The high-definition DVD format war has turned into a format death watch.
Toshiba is expected to pull the plug on its HD DVD format in the coming weeks, after a rash of retail defections that followed Warner Home Video's stunning announcement in early January that it would support only Sony's rival Blu-ray Disc format after May.
Officially, no decision has been made, insists Jodi Sally, vp of marketing for Toshiba America Consumer Products. Based on its technological advancements, we continue to believe HD DVD is the best format for consumers, given the value and consistent quality inherent in our player offerings, she said.
But she hinted that something's in the air. Given the market developments in the past month, she said, Toshiba will continue to study the market impact and the value proposition for consumers, particularly in light of our recent price reductions on all HD DVD players.
Immediately after the Warner announcement, the HD DVD North American Promotional Group canceled its Consumer Electronics Show presentation. The following week data collected by the NPD Group gave Blu-ray 93% of all hardware sales for that week.
Toshiba subsequently fired back by cutting its HD DVD player prices by as much as half, effective January 15. But a hoped-for consumer sales surge never materialized; retail point-of-sale data collected by The NPD Group for the week ending January 26 still showed Blu-ray Disc players ahead by a wide margin, 65% to 28%.

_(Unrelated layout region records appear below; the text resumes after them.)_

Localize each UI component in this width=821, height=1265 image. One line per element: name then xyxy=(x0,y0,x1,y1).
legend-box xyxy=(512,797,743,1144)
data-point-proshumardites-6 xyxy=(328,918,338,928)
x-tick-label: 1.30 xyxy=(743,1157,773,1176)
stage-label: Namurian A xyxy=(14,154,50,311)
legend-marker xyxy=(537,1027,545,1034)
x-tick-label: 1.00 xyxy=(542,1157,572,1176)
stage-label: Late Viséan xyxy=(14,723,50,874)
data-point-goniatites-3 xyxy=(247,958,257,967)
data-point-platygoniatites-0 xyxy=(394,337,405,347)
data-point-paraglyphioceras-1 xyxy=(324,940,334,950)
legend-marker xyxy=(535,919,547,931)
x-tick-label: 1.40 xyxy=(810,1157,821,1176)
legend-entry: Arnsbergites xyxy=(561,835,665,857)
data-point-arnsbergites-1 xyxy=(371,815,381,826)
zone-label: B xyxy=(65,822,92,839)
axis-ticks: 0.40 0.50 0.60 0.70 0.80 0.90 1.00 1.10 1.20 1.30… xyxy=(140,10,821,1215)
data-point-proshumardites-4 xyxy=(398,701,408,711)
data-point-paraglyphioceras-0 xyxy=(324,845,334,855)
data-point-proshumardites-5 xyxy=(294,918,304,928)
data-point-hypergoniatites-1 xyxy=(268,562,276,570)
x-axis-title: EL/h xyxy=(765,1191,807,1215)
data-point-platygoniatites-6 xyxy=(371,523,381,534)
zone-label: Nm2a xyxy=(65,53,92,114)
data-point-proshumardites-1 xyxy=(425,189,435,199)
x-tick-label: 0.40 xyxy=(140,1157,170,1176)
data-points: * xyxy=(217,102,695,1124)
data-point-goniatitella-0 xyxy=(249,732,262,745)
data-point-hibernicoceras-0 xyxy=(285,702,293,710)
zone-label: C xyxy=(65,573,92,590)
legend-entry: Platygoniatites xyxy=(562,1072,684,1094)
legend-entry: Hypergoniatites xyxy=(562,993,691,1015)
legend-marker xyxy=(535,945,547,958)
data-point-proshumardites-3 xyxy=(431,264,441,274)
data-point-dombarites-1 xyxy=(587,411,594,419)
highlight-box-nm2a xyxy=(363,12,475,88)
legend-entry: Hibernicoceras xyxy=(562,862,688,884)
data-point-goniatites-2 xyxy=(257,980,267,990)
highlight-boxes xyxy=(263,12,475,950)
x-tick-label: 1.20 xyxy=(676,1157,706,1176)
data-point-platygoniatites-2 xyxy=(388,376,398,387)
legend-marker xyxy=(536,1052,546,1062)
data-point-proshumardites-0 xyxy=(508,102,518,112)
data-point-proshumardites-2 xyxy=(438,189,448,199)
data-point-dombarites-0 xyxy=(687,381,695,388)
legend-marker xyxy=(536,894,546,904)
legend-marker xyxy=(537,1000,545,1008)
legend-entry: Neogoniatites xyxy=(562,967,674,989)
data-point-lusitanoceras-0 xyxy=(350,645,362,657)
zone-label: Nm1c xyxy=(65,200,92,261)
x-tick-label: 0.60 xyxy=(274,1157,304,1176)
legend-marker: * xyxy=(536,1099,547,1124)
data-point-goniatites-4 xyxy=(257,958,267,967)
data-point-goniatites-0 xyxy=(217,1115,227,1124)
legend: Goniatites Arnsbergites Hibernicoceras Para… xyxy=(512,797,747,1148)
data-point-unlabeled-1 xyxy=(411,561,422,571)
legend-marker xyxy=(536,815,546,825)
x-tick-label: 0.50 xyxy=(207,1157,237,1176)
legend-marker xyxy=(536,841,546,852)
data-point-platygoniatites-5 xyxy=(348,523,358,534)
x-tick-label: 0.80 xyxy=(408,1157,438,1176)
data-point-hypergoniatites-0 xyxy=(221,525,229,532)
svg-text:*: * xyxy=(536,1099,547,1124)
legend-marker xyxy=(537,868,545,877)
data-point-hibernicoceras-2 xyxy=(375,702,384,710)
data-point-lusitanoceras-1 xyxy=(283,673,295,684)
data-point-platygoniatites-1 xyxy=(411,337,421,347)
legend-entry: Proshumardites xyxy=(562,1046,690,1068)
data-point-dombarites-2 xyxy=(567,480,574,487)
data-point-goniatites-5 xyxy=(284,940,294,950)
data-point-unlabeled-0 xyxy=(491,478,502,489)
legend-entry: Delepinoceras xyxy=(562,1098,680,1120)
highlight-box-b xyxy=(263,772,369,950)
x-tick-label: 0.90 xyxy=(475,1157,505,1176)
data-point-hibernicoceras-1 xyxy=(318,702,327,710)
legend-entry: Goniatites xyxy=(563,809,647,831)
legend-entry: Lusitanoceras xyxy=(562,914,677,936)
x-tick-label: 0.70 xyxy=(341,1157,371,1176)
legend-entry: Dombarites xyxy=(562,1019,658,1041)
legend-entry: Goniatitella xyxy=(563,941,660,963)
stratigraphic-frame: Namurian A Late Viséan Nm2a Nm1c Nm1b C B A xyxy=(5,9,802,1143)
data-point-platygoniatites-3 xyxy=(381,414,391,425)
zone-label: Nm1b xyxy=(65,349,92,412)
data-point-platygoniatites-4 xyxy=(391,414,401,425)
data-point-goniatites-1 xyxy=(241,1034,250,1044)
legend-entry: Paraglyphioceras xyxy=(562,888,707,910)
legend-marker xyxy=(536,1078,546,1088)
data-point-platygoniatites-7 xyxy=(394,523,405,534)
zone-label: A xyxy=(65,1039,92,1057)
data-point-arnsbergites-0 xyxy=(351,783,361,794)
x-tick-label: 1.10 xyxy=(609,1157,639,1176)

Software sales have declined as well. The latest Nielsen VideoScan First Alert sales data show the top-selling Blu-ray Disc title for the week, Sony's Across the Universe, sold more than three times as many copies the week ending February 10 as the top HD DVD seller, Universal's Elizabeth: The Golden Age. Blu-ray Disc titles also accounted for 81% of all high-def disc sales for the week, with HD DVD at just 19%.
Toshiba had been pitching its discounted HD DVD players toward the standard DVD crowd as well as high-def enthusiasts, noting in its ad message that the new players would make DVDs look a lot better as well. And as a last-ditch effort the company ran an ad during the Super Bowl -- a 30-second spot that reportedly cost $2.7 million.